The Dutchess County property of Michelle-Marie Heinemann includes an elaborately decorated, roughly 32,000-square-foot home with an art gallery; ‘tiny homes’ for staff in upstate New York
Socialite Michelle-Marie Heinemann said she spent two decades creating an elaborate estate in Dutchess County, N.Y. Now she’s looking to sell her creation for $30 million.
In Wappingers Falls, Ms. Heinemann purchased a 6,000-square-foot house for $440,000 in 1998 and expanded it to more than 32,000 square feet.

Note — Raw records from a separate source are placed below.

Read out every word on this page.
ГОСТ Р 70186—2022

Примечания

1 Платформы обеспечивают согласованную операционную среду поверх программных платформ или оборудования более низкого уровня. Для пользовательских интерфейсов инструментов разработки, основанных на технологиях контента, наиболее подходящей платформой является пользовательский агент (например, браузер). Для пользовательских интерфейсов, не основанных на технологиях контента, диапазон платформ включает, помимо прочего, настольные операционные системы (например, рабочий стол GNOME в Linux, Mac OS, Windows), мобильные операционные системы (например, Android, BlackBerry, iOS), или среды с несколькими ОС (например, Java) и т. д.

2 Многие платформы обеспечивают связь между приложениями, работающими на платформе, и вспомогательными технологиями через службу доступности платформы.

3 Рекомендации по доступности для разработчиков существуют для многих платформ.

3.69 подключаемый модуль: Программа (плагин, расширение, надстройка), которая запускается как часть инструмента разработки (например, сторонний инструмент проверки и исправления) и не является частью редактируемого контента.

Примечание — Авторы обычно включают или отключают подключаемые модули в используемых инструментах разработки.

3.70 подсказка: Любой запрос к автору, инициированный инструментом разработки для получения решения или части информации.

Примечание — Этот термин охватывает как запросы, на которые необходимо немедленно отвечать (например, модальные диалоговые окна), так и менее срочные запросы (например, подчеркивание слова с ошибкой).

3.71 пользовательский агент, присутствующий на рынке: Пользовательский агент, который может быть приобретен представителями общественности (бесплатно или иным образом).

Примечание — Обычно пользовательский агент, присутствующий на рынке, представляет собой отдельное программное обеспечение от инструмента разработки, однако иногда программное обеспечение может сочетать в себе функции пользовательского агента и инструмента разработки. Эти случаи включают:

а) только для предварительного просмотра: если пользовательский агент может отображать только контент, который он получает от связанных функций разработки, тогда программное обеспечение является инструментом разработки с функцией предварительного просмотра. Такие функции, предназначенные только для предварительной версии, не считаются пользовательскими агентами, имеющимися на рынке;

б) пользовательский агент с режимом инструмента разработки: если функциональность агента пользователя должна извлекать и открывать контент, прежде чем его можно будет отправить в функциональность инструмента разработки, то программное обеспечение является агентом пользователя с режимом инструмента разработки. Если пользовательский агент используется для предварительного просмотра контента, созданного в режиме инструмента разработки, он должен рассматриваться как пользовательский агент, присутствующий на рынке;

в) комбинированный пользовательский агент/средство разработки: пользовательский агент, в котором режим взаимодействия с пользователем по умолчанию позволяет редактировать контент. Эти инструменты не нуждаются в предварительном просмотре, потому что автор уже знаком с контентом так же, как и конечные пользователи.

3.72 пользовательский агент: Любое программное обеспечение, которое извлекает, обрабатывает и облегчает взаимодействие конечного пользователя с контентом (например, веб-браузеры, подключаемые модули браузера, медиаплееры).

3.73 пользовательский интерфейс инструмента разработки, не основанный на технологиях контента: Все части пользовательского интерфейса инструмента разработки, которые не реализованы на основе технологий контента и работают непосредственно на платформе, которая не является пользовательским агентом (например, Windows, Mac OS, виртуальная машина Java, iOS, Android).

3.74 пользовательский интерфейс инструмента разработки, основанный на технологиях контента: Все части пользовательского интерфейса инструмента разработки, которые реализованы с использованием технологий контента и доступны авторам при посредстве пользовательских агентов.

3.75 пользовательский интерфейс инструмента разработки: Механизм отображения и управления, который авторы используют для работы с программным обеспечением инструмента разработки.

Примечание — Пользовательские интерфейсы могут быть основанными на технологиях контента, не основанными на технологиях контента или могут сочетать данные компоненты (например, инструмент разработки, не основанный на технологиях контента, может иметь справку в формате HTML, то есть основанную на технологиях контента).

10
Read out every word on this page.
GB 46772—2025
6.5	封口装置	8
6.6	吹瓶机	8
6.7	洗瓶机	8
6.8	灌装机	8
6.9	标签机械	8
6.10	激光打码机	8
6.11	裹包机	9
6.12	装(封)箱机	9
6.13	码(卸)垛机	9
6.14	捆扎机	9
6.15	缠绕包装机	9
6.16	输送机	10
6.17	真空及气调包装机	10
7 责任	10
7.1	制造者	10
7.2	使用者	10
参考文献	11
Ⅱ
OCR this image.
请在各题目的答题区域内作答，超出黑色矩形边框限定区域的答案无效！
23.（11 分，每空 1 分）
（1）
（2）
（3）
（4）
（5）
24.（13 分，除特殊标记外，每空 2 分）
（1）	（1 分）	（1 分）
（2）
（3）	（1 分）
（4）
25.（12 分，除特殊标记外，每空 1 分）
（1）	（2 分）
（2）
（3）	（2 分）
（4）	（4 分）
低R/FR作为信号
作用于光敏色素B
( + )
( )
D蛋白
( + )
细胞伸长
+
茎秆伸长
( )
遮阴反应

Now it includes nine bedrooms, 11 bathrooms, five half-bathrooms, two libraries, a basketball court, a three-story solarium and an art gallery. “It’s been like a little baby in a cradle,” she said. “It’s been loved, adored and respected and, as a result, it’s grown.”
The home is decorated in extravagant French-inspired furnishings. The dining room is clad in French powder-blue oak paneling, with a cloud mural by the family portrait artist on the ceiling. The velvet chairs have lavender tassels and bullion, and the walls are adorned with portraits of her young children. “Color and texture move me. That’s how I decorate,” she said.
The solarium features 35-feet-tall bulletproof glass walls and one of the roughly seven pianos in the home. The furniture isn’t included in the sale. Ms. Heinemann, who is also an artist, displays her giant flower-tree sculptures in the garden and plans to donate them when the house sells, she said.
The staff lives in three so-called “tiny houses” on the roughly 25-acre property. The homes, which range in size from 550 to 675 square feet, were commissioned by Ms. Heinemann after she came across the “tiny home” phenomenon on a trip to Switzerland. The homes must be decorated in a minimalist fashion, since they are so small. “I had to exercise a lot of restraint,” she said.
Ms. Heinemann is the founder of a lifestyle brand called Old Fashioned Mom, which she said aims to apply old-fashioned values of traditional motherhood while remaining “au courant” in a modern world. The New York-based company produces a magazine and a video series, and plans to open coffee shops in New York City and London’s Mayfair neighborhood, Ms. Heinemann said.
Ms. Heinemann said she is selling because she wants to spend more time in New York and London. “We have loved this house, but life is about growing and evolving,” she said.